Psychonauts 2

The adventures of Razputin after he’s officially joined the titular psychic spy agency. By David Reardon

“Psychonauts 2” is the long-awaited sequel to the cult favorite “Psychonauts” and follows the adventures of Razputin after he’s officially joined the titular psychic spy agency. The head of the agency has recently been rescued from a kidnapping, and it’s up to Razputin and his fellow agents to discover who was behind the kidnapping and is trying to revive a forgotten evil that nearly destroyed the psychonauts once before. 

The game is an action platform game with levels built around the mindscapes of various characters. This format allows for some truly creative and inventive levels that are not only visually intriguing and fun to explore, but also meaningfully represents real traumas that characters (and perhaps some players) have been through in a respectful and inoffensive manner. 

The majority of gameplay consists of navigating through the mental jungle gyms that take on various shapes, sizes and aesthetics, searching for collectibles and occasionally engaging in combat. The weakest part of the gameplay experience is the combat, which feels like a chore until you unlock some slightly helpful upgrades. Upgrades come in the form of new psychic powers that are fun to experiment with, levels of those powers that enhance their strength and badges that alter the abilities to the player’s preferred gameplay style. 

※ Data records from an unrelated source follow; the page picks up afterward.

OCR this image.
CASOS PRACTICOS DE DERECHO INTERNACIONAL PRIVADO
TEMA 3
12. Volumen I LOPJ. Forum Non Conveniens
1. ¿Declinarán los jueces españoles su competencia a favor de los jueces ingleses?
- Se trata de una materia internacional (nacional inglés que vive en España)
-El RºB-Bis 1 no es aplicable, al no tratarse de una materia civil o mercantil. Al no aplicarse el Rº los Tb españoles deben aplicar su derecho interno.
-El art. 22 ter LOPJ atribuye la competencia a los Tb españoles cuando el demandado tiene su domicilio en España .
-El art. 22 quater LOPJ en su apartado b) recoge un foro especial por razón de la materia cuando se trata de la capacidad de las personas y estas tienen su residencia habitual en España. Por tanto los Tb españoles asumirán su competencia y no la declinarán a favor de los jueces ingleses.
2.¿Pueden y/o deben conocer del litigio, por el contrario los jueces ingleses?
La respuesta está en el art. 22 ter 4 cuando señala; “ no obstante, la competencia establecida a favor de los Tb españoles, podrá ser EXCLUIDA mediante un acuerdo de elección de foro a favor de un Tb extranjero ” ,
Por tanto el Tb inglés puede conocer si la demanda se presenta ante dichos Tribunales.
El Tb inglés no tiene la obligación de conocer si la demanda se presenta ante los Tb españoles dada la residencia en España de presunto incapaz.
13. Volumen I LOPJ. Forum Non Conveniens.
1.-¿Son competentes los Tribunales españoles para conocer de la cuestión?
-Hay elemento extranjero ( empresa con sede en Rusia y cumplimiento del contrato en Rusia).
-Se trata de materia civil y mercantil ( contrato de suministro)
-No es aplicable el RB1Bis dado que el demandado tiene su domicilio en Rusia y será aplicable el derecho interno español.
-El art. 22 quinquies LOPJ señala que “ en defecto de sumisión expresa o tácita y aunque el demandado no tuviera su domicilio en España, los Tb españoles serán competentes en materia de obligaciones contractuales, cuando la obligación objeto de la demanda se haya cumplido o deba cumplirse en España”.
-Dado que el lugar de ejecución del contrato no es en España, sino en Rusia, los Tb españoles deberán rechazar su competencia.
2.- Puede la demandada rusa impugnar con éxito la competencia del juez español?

Throughout my play-through, I continually wondered who the game was for. The game looks and plays like something for a younger audience, but the mature dialogue, themes and nuances would be lost on this crowd. However, the writing and story can, at times, feel overly simplified, as if it really was intended to be experienced by young players. This dissonance comes to the forefront on several occasions, particularly during one level built around gambling. This one example, by the way, is one of the largest and most focal levels in the game.

Besides the tonal confusion caused by the search for an audience, this game is genuinely fun. I found myself looking forward to the exploration and character interactions, and by the end, the story was surprisingly pleasant to experience as it unfolded. Most players will likely pass on this title, but it is worth your time, even if you haven’t played the original.